IF you can keep your head, when all about you
are losing theirs - and blaming it on you;
If you can trust yourself, when all men doubt you,
but make allowances for their doubting too;

If you can wait, and not be tired by waiting,
or being lied about, don't deal in lies,
Or being hated, don't give way to hating,
and yet don't look too good, nor talk too wise.

If you can dream, and not make dreams your master;
if you can think, and not make thoughts your aim;
If you can meet triumph and disaster,
and treat those two imposters just the same.

If you can bear to hear the truth you've spoken,
twisted by knaves to make a trap for fools,
Or watch the things you gave your life to, broken,
and stoop and build them up with worn-out tools.

If you can make one heap of all your winnings,
and risk it all in one turn of pitch and toss -
and lose, and start again, at your beginnings,
and never breathe a word about your loss.

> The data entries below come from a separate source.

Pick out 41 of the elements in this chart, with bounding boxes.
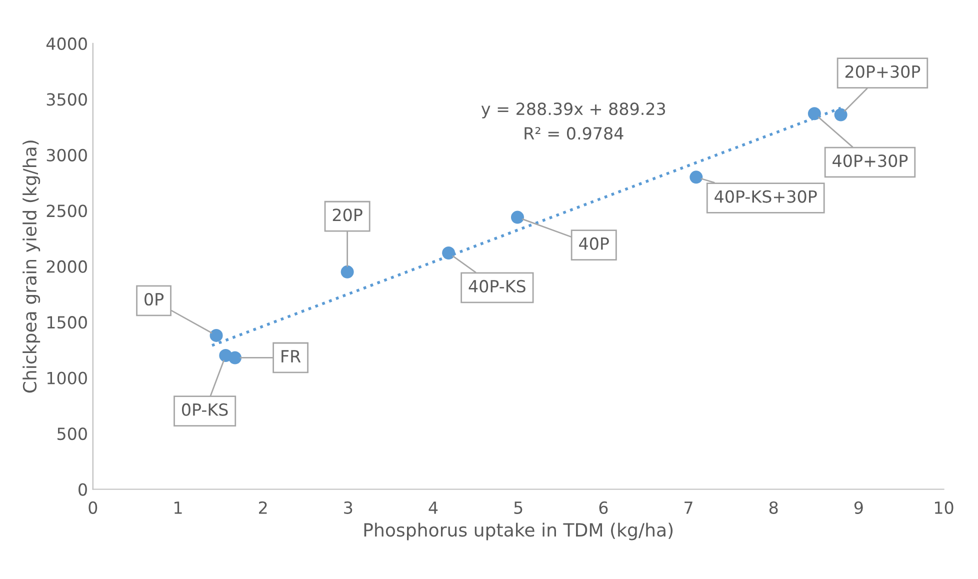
annotation: 20P <box>332 208 362 222</box>
annotation: FR <box>282 350 301 362</box>
x-tick-label: 0 <box>88 501 98 514</box>
x-tick-label: 1 <box>174 502 182 514</box>
y-tick-label: 4000 <box>46 37 87 50</box>
x-tick-label: 9 <box>854 501 863 514</box>
y-tick-label: 3500 <box>46 93 87 106</box>
y-tick-label: 2500 <box>46 204 87 218</box>
x-tick-label: 10 <box>934 501 954 514</box>
x-tick-label: 8 <box>769 501 778 514</box>
annotation: 40P <box>579 237 609 250</box>
point <box>690 170 703 184</box>
x-tick-label: 3 <box>344 501 352 514</box>
annotation: 20P+30P <box>845 65 920 78</box>
x-tick-label: 7 <box>684 502 692 514</box>
annotation: 40P-KS <box>468 280 526 293</box>
x-tick-label: 2 <box>259 501 267 514</box>
annotation: y = 288.39x + 889.23 <box>481 102 666 118</box>
y-tick-label: 500 <box>58 427 87 440</box>
annotation: R² = 0.9784 <box>524 127 624 140</box>
y-axis-title: Chickpea grain yield (kg/ha) <box>22 140 40 393</box>
y-tick-label: 1500 <box>47 316 87 329</box>
point <box>228 351 242 364</box>
annotation: 40P+30P <box>832 154 908 168</box>
point <box>442 246 456 260</box>
point <box>808 107 821 120</box>
x-tick-label: 4 <box>428 502 438 514</box>
y-tick-label: 0 <box>78 483 87 496</box>
point <box>340 265 354 278</box>
x-axis-title: Phosphorus uptake in TDM (kg/ha) <box>364 522 673 540</box>
point <box>834 108 848 122</box>
y-tick-label: 2000 <box>46 260 87 273</box>
annotation: 40P-KS+30P <box>714 190 817 203</box>
point <box>210 328 223 342</box>
annotation: 0P <box>144 292 164 306</box>
y-tick-label: 3000 <box>46 148 87 162</box>
annotation: 0P-KS <box>182 403 228 416</box>
y-tick-label: 1000 <box>47 372 87 384</box>
point <box>510 210 524 224</box>
x-tick-label: 5 <box>514 502 522 514</box>
x-tick-label: 6 <box>599 501 608 514</box>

If you can force your heart and nerve and sinew,
to serve your turn long after they are gone,
and so hold on when there is nothing in you,
except the will which says to them - "Hold On".

If you can do all this and more -
you'll be a man, by son, you'll be a man.



Fred Shope said...

The only thing I would say differently is that schools would be great if it weren't for the parents. :)

Sage said...

I love Rudyard Kipling and particularly that poem... I find it very moving and quite apt for today's world.